C’est surtout la robustesse du modèle économique de Shaary qui déterminera son avenir dans la capitale alsacienne. De nombreuses sociétés se sont lancées dans l’autopartage avant d’y échouer, y compris le groupe Bolloré avec les Autolib, qui avait tenté de s’implanter à Strasbourg en 2015. Les élus strasbourgeois avaient décliné l’offre. Shaary a fixé son seuil d’équilibre à 2h d’utilisation par jour par voiture. Elle se donne plusieurs mois, voire plusieurs années pour l’atteindre. Du haut de ses 20 ans d’expérience, Citiz peut compter sur 15 000 abonnés et des sociétaires impliqués.
Comparatif des offres Yea! et Shaary
Yea! par Citiz
Prix : 2,50€/heure (ou 5€ sans abonnement) + 0,39cts/kilomètre
Déblocage du véhicule : 2,50€
Prix plafonnés : 22€/jour et 0,25 cts/km au-delà de 100 kilomètres
Frais d’inscription : 40 ou 20€ (tarif réduit)
Abonnement : Au choix. Abonnement à 16€/mois qui diminue le prix horaire. Tarif réduit pour les sociétaires.
Autonomie : de 150 à 350 kilomètres pour l’électrique selon les modèles et « illimité » avec les voitures à essence, une carte bancaire pour faire le plein étant fourni.
Réservation à l’avance : oui, facturé au quart d’heure.

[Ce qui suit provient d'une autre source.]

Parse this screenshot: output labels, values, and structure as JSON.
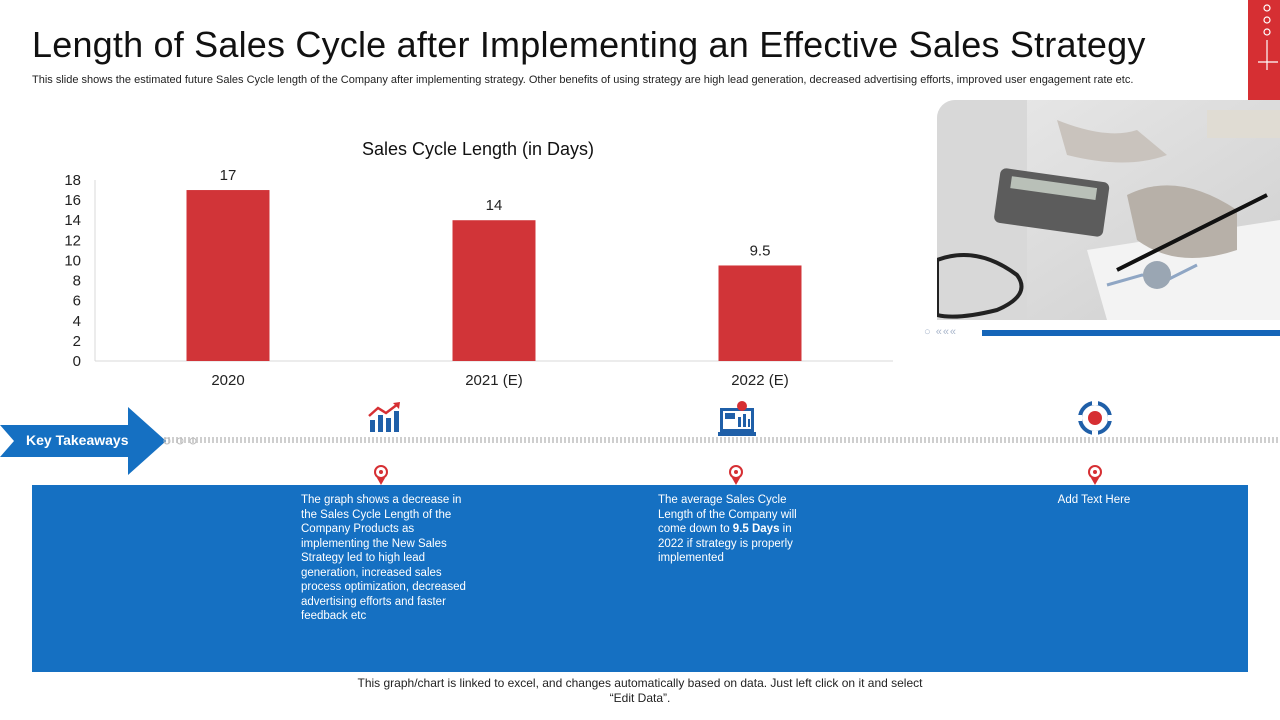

Autre avantage : Accès au reste du réseau Citiz en stations dans le Grand Est, avec des stations fixe, ainsi qu’ailleurs en France.
Shaary
Prix : 35 centimes/minute en roulant, 15 cts/min à l’arrêt
Déblocage du véhicule : 1,50€
Prix plafonnés : 17€ de l’heure et 50€/jour
Frais d’inscription : non
Abonnement : non
Autonomie : de 150 à 200 kilomètres.
Réservation à l’avance : 15 minutes maximum
Autre avantage : Accès au réseau Shaary à Marseille.